- 703 Okunma
- 1 Yorum
- 0 Beğeni
GENİŞLİK
Genişlik
Şehirlerin inşa edilmiş betonarmeleri dökülürken üzerine, tepesine bina mesabesinde cinler toplanıp stres yüklenirken ensesine, insan genişliğin bir nefes kadar olduğunu idrak eder.
Geniş mekânlarda içine doğru daralır, dar yolları ve dar zamanları vardır. Her şey üstüne gelirken üstesinden gelemez çoğu şeyin. Ya zabtu râbt altına alınamayan diller gasp ederken duygularını geçim darlığından ya da çektiği sıkıntılardan mütevellit yer darlığından şikâyetçidir hep. Bir yandan iki eli birilerinin yakasındadır, bir yandan iki yakası bir araya gelemez. Güç yetiremediğinde bakar ki her şey boyunu aşar. İşte o vakit yer aynasından şöyle bir boydan bakacak olursa kendine insan, gölgesinden başka hiç kimseyle boy ölçüşemeyeceğini anlar…

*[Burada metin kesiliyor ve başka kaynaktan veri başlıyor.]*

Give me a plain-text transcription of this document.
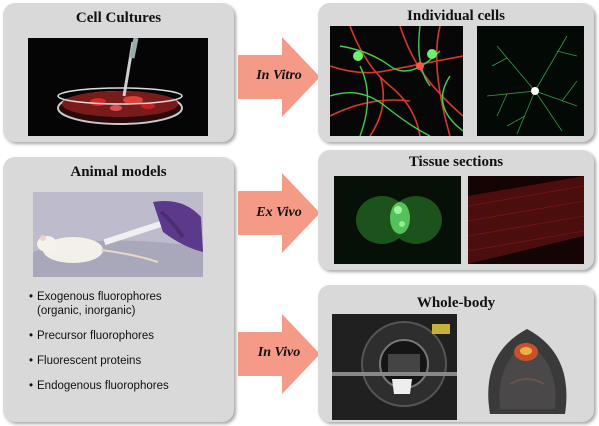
Cell Cultures
Animal models
• Exogenous fluorophores
(organic, inorganic)
• Precursor fluorophores
• Fluorescent proteins
• Endogenous fluorophores
In Vitro
Ex Vivo
In Vivo
Individual cells
Tissue sections
Whole-body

Yaşadığı huzursuzlukların nedenine kafa yormak daha da huzursuzluk verdiği için insana düşünülecek çoğu şeyi iteler, öteler, başından bir şekilde savarak ucuz kurtulma yöntemleri dener. Nihayetinde sinek kovalamak kadar da gailesiz kalır. Ve vız gibi geçen zamanın ardından baktığında, sineğe gafil avlandığını anlar.

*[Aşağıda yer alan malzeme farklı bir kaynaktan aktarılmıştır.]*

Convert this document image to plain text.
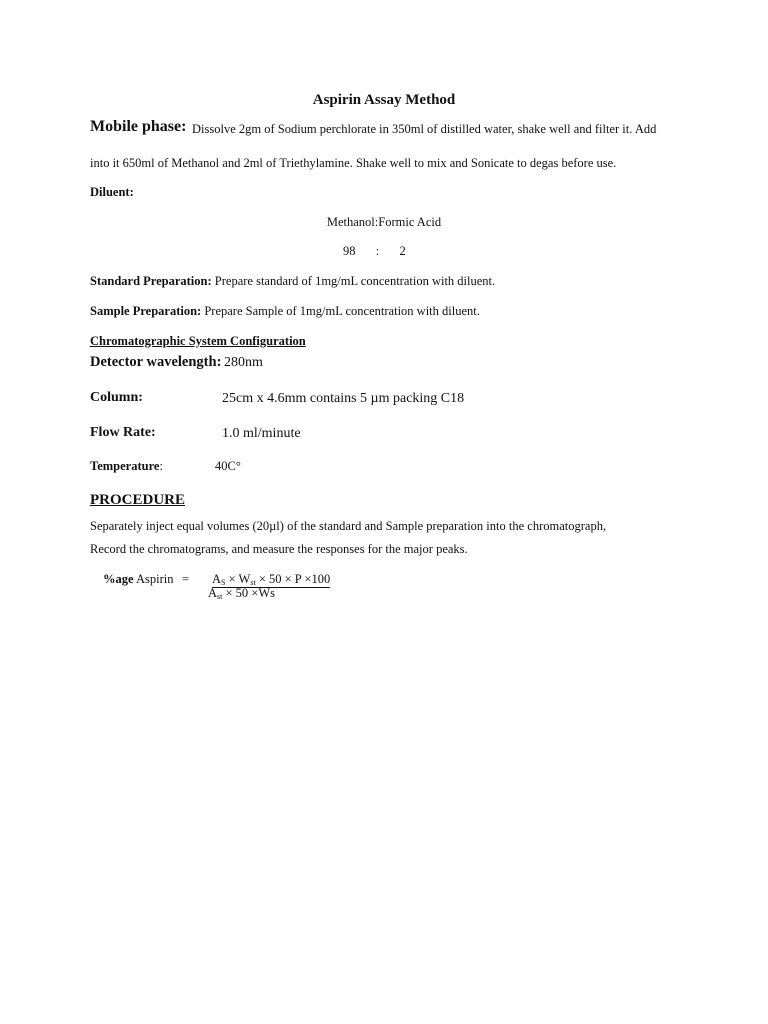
Aspirin Assay Method
Mobile phase: Dissolve 2gm of Sodium perchlorate in 350ml of distilled water, shake well and filter it. Add
into it 650ml of Methanol and 2ml of Triethylamine. Shake well to mix and Sonicate to degas before use.
Diluent:
Methanol:Formic Acid
98 : 2
Standard Preparation: Prepare standard of 1mg/mL concentration with diluent.
Sample Preparation: Prepare Sample of 1mg/mL concentration with diluent.
Chromatographic System Configuration
Detector wavelength: 280nm
Column:	25cm x 4.6mm contains 5 µm packing C18
Flow Rate:	1.0 ml/minute
Temperature:	40C°
PROCEDURE
Separately inject equal volumes (20µl) of the standard and Sample preparation into the chromatograph,
Record the chromatograms, and measure the responses for the major peaks.
%age Aspirin = $A_S \times W_{st} \times 50 \times P \times 100$
$A_{st} \times 50 \times Ws$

Gel zaman git zaman insanın ellerine kış konar çoktan. Ve bu bereketsiz çoraklıktan yarına çıkaracak elde avucunda hiçbir şeyi yoktur. Eğer çevresinde olup bitene göz gezdirecek olursa insan, ahkâm kesen kışa muhkem bir duruşla çiçeğin nasıl baharı getirdiğini anlar. Zira; havalardan değildi çiçeklerin açması. Olsa olsa çiçeğin nasibindendi havaların açması. Havadan sudan sebeplere bağlamaktan vazgeçerse insan, tohumun toprağa nasıl bir inançla bağlanıp filizlendiğini anlar. Yaşadığı güçlükleri de sağlam bir zemine dayandırırsa insan üzüntü ve keder dallanıp budaklanmadan her daim içinde umutlar yeşerir...

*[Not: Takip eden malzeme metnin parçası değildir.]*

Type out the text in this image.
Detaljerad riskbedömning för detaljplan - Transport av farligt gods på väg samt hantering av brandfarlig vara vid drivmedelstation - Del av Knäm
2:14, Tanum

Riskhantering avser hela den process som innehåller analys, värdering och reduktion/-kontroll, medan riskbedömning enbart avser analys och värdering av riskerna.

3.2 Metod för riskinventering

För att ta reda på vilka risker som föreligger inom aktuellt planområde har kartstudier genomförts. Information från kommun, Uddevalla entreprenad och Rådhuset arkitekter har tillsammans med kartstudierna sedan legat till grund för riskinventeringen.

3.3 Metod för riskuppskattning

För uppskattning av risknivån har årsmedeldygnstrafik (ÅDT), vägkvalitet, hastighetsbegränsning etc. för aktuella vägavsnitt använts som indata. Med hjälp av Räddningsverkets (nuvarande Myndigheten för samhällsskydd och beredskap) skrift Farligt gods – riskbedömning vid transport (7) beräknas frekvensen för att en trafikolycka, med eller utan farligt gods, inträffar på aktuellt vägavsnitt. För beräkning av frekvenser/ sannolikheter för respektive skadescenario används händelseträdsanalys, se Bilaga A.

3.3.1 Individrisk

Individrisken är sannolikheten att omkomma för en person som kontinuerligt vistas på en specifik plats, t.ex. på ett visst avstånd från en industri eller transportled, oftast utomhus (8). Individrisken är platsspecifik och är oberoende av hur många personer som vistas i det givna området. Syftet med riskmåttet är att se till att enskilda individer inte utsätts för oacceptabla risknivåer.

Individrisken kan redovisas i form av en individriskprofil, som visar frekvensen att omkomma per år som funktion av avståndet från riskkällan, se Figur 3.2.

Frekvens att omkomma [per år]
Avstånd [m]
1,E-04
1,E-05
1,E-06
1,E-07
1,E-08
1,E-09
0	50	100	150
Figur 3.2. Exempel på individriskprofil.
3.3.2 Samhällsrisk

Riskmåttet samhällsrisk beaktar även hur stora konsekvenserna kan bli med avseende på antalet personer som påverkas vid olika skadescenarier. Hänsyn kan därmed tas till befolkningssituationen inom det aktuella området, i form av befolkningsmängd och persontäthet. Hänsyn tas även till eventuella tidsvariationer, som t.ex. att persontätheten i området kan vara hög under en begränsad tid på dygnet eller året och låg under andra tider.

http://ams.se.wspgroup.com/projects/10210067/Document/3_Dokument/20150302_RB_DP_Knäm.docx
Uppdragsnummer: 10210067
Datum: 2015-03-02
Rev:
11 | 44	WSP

İnsan eli değmemiş yerlerde yaratıcının genişliğini görmemek gözlerine hakikat sürülmemiş insanlara mahsustur. Rab; genişliğinin zihinde şekillenmesi ve genişliği yerle gök arası kadar olan cennetin hayali kurulabilmesi için davet eder insanı; toprağı ayaklar altına, göğü ise gözler önüne sererek. Hülasa yer, gök, dağ, deniz hepsi birer görsel örnek… Davete icabet edip müşahede edilmezse şayet; salt çay içilecek yer aranır, kalbe sekinet yerine ılık bir su iner mideye. Nefesi her insan alıp veriyor da soluklanmak elbette nasip işidir.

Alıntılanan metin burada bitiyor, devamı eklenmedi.